Öte yandan, vakıf mallarının korunmasının Rodos’un Müslüman Türk ahalisinin din ve ibadet özgürlüğü ile bağlantılı bir mesele olduğu aşikardır. Bahsekonu din ve ibadet özgürlüğünün cemaat olarak kullanılabilmesi için sözkonusu malların korunması elzemdir. Bu itibarla, Yunan Yönetimleri tarafından atanmakta olan Yönetim Kurullarının sürdürdüğü tasfiye işlemlerinin aynı zamanda din ve ibadet özgürlüğünü kısıtlayan bir niteliği olduğunu düşünmekteyiz.
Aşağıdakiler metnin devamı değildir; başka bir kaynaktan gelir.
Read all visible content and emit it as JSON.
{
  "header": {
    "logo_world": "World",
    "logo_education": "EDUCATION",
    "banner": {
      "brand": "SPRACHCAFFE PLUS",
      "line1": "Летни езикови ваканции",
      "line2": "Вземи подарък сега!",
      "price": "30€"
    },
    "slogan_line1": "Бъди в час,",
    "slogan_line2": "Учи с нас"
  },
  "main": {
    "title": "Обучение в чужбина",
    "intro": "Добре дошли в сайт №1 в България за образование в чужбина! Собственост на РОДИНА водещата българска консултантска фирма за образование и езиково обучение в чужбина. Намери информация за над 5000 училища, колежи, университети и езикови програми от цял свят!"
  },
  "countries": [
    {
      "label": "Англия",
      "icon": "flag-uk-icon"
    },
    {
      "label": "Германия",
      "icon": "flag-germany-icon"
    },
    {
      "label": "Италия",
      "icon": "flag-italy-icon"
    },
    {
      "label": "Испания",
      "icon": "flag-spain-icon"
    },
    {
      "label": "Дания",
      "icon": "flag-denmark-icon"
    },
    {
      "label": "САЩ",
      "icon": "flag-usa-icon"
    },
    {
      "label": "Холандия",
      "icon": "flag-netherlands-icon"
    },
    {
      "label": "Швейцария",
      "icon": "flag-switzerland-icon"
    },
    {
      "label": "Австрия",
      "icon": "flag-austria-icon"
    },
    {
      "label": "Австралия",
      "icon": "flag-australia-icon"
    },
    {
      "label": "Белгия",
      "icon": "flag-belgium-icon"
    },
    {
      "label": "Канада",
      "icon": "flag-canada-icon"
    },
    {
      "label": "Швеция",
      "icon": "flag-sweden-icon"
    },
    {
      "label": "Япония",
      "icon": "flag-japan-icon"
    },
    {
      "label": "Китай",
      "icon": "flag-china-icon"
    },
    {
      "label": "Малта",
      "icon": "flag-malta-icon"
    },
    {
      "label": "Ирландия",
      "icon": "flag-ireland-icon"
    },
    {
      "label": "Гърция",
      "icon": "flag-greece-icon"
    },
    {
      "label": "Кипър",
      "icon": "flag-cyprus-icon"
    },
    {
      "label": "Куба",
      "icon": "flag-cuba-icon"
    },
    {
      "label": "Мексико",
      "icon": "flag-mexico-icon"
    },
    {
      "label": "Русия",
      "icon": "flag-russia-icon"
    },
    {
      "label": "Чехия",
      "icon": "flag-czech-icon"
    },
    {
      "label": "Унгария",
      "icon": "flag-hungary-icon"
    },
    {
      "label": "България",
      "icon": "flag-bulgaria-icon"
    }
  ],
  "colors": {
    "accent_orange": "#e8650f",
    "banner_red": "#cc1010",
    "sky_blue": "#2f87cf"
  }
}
Özetle, AİHM ve Avrupa Birliği ölçütlerine göre, şimdiye kadar yapılan bu satışların tümü usulsüz ve geçersizdir.
Sayın Başkan,
Son aylarda Vakıf Mallarının elden çıkarılması ile ilgili iki konuyu dikkatinize çekmek istiyoruz. Bunlardan birincisi, Süleymaniye Medresesi’nin, merkezi Midilli’de bulunan Ege Üniversitesi’ne devredilme aşamasında olmasıdır. Süleymaniye Medresesi’nin mülkiyeti, Rodos Evkaf İdaresi’ne aittir. İkincisi, Eski Çarşı içindeki bir dükkanın, açıklandığı üzere 30 Nisan 2014’te ihale ile satılarak elden çıkarılması konusudur.
Sayın Başkan,
Dernek olarak, Rodos ve İstanköy’e ait aidiyetimiz ve tüzüğümüzün amaçları doğrultusunda konuyla ilgilenmek durumdayız. Ancak, atalarımızdan bize Vakıflar yoluyla kalan mirasın korunması, derneğimiz kadar, sizin de sorumluğunuzdadır. Yukarıdaki iki konuda gerekli duyarlığı göstererek alınan kararların uygulamasını durdurmanızı bekleriz.
Gereğini bilgilerinize arz ve rica ediyorum.